Premier roman que je reçois en tant que partenaire des éditions 1115 ! Des nuées est un roman d’Olivier Bérenval, paru dans la collection longs-courriers de la maison d’édition. Si la maison, en bonne agence de voyages littéraires, fait habituellement voyager ses lecteurices le temps d’une nouvelle, elle nous propose cette fois carrément un vol de plusieurs jours en Afrique du Sud. Olivier Bérenval est notre guide, grand voyageur lui-même et arpenteur du continent africain. Je l’ai suivi les yeux fermés, et je vais vous raconter mon voyage…

4e de couverture

D’un côté, il y a Leon Visagie et Nazanin Amanpour, respectivement lieutenant et capitaine de police. D’un autre, il y a Elsabe van der Merwe, paléoanthropologue. A priori, rien ne relie ces professionnels, sinon l’Afrique du Sud, où ils résident et exercent leurs métiers.

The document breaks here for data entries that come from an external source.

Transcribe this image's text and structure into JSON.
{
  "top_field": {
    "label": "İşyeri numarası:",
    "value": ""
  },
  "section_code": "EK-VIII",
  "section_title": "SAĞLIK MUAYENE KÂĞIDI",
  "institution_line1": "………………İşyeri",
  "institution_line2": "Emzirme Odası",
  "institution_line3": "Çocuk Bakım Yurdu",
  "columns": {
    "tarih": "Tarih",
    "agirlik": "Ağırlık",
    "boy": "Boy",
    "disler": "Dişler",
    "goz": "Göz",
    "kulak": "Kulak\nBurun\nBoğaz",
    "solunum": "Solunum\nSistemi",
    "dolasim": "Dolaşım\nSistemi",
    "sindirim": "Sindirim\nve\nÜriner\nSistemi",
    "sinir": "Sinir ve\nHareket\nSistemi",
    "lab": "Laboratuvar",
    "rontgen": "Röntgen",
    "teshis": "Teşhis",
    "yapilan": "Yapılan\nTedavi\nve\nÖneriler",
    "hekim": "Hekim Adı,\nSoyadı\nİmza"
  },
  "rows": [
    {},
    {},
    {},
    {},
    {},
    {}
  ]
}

Jusqu’au jour où une vidéo montrant un vieillard déposant un cadavre sur un site archéologique les entraîne tous les trois dans la même enquête. Car, manifestement, le cadavre en question n’est pas celui d’un Homo sapiens. Alors, des townships de Johannesburg aux terres arides d’Alice Springs, en Australie, une pièce après l’autre, c’est tout un puzzle qui se reconstitue.

Le puzzle d’une humanité plurielle et composite, où se croisent les simples mortels et ceux qui traversent les âges. Comme les mille et une facettes d’un polar à la fois choral et surnaturel.

Passion squelette

Un roman squelette

Des nuées est un roman à recomposer; comme un tas d’os, en fait. Chaque chapitre est comme un os, une pièce d’un cadavre étendu sur la table de la morgue. Un vrai puzzle. Vous connaissez la série Bones ? J’ai eu l’impression de lire une histoire similaire, qu’il faut reconstituer à partir de cadavres jonchés ici et là, avec des personnages qui s’esquintent à y voir clair dans tout ce fatras.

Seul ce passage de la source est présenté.